When the railways came to India, the trains connected the port cities and other nodal towns to the hinterland. Raw materials could be easily transported to these cities and plentiful cheap labour was available. Factories were set up and gradually different parts of India witnessed uneven, distorted industrialisation and the emergence of factory towns such as Bombay, Calcutta, Kanpur and Jamshedpur. The port cities were used to ship raw materials to industries in England.
Bombay and Calcutta saw the emergence of industry in cotton and jute respectively. But the three great port cities also developed on the strength of the tertiary sector that provided services such as banking and transportation and employed a large working population.

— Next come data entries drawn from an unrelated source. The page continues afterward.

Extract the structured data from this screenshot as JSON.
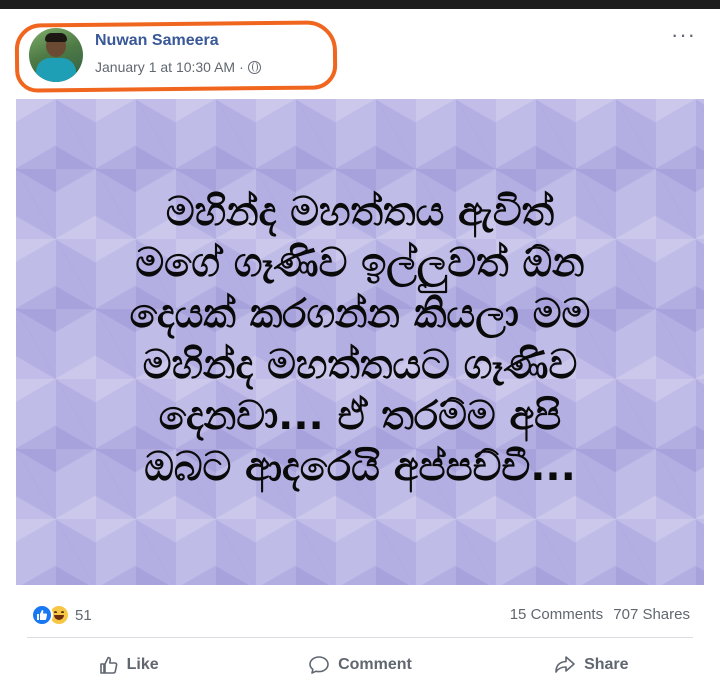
{
  "post": {
    "author_name": "Nuwan Sameera",
    "timestamp": "January 1 at 10:30 AM",
    "separator": "·",
    "privacy_icon": "globe-icon",
    "more_icon": "more-options-icon",
    "more_label": "···"
  },
  "image": {
    "background_color": "#c0bce8",
    "text_lines": [
      "මහින්ද මහත්තය ඇවිත්",
      "මගේ ගෑණිව ඉල්ලුවත් ඕන",
      "දෙයක් කරගන්න කියලා මම",
      "මහින්ද මහත්තයට ගෑණිව",
      "දෙනවා... ඒ තරම්ම අපි",
      "ඔබට ආදරෙයි අප්පච්චී..."
    ]
  },
  "stats": {
    "reaction_icons": [
      "like-reaction-icon",
      "haha-reaction-icon"
    ],
    "reaction_count": "51",
    "comments": "15 Comments",
    "shares": "707 Shares"
  },
  "actions": {
    "like": "Like",
    "comment": "Comment",
    "share": "Share"
  },
  "colors": {
    "author_link": "#385898",
    "meta_text": "#616770",
    "highlight_outline": "#f0661f",
    "like_blue": "#1877f2"
  }
}
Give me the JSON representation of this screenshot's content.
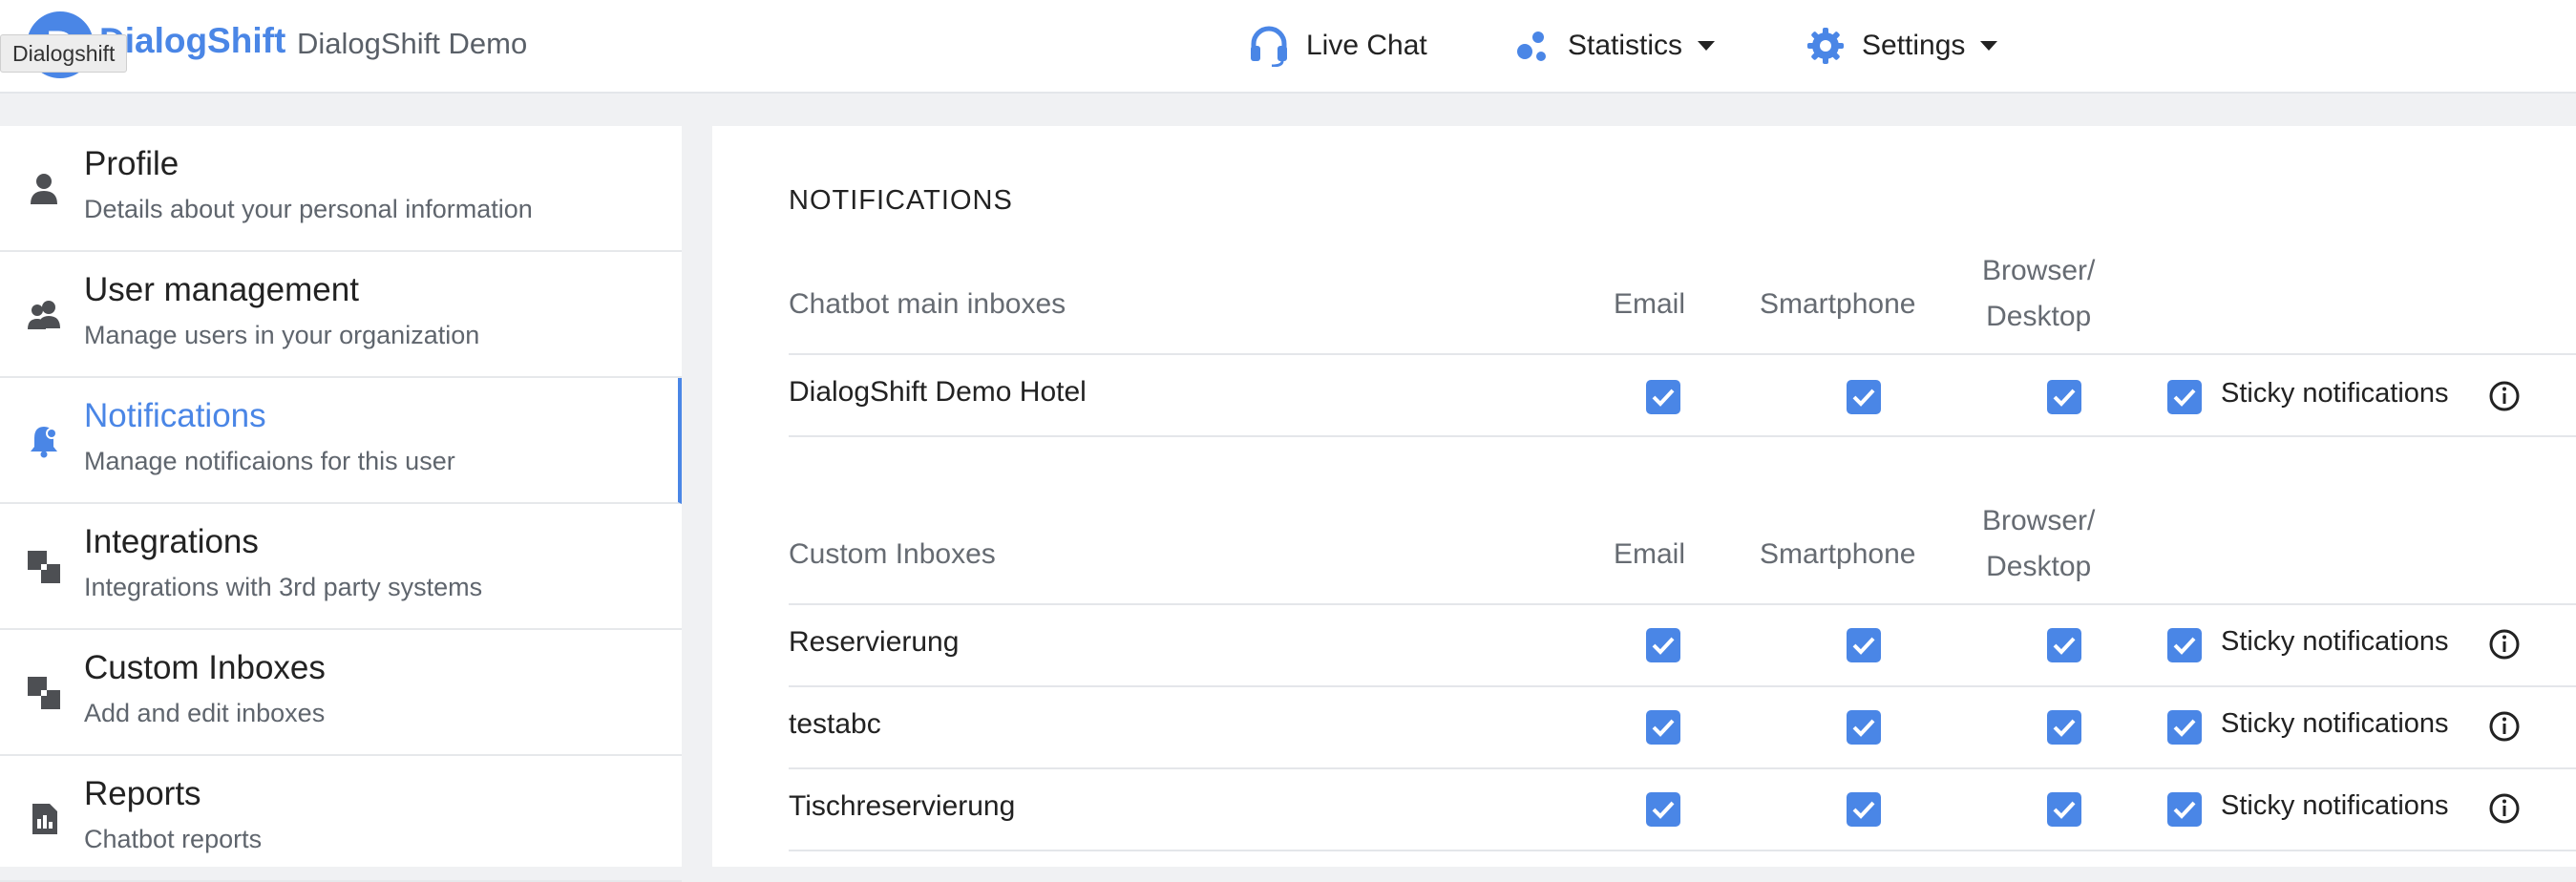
{
  "app": {
    "logo_letter": "D",
    "brand": "DialogShift",
    "org_name": "DialogShift Demo",
    "tooltip": "Dialogshift",
    "accent_color": "#4a86e6"
  },
  "nav": {
    "live_chat": "Live Chat",
    "statistics": "Statistics",
    "settings": "Settings"
  },
  "sidebar": {
    "items": [
      {
        "title": "Profile",
        "subtitle": "Details about your personal information",
        "icon": "person-icon"
      },
      {
        "title": "User management",
        "subtitle": "Manage users in your organization",
        "icon": "users-icon"
      },
      {
        "title": "Notifications",
        "subtitle": "Manage notificaions for this user",
        "icon": "bell-icon",
        "active": true
      },
      {
        "title": "Integrations",
        "subtitle": "Integrations with 3rd party systems",
        "icon": "squares-icon"
      },
      {
        "title": "Custom Inboxes",
        "subtitle": "Add and edit inboxes",
        "icon": "squares-icon"
      },
      {
        "title": "Reports",
        "subtitle": "Chatbot reports",
        "icon": "report-icon"
      }
    ]
  },
  "notifications": {
    "title": "NOTIFICATIONS",
    "sticky_label": "Sticky notifications",
    "main_table": {
      "heading": "Chatbot main inboxes",
      "col_email": "Email",
      "col_smartphone": "Smartphone",
      "col_browser_1": "Browser/",
      "col_browser_2": "Desktop",
      "rows": [
        {
          "name": "DialogShift Demo Hotel",
          "email": true,
          "smartphone": true,
          "browser": true,
          "sticky": true
        }
      ]
    },
    "custom_table": {
      "heading": "Custom Inboxes",
      "col_email": "Email",
      "col_smartphone": "Smartphone",
      "col_browser_1": "Browser/",
      "col_browser_2": "Desktop",
      "rows": [
        {
          "name": "Reservierung",
          "email": true,
          "smartphone": true,
          "browser": true,
          "sticky": true
        },
        {
          "name": "testabc",
          "email": true,
          "smartphone": true,
          "browser": true,
          "sticky": true
        },
        {
          "name": "Tischreservierung",
          "email": true,
          "smartphone": true,
          "browser": true,
          "sticky": true
        }
      ]
    }
  }
}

Bombay, Calcutta and Madras (or Mumbai, Kolkata and Chennai), all these cities emerged due to modern economic forces such as capitalism and were set up by the colonial power as commercial and political hubs. Each headed a large presidency. The earliest universities were established in these cities, in all of them in 1857. All three cities witnessed the growth of English education, a certain colonial modernity, reform and nationalism. By the 1870s, a moderate nationalism, critical of the colonial power, had begun to radiate outwards from the great debating societies and discussion circles of Kolkata, Mumbai and Chennai. Its early destinations were Lahore and Allahabad.
I do hope my classmates can correlate what they saw and felt in Kolkata and the modest history you have just read.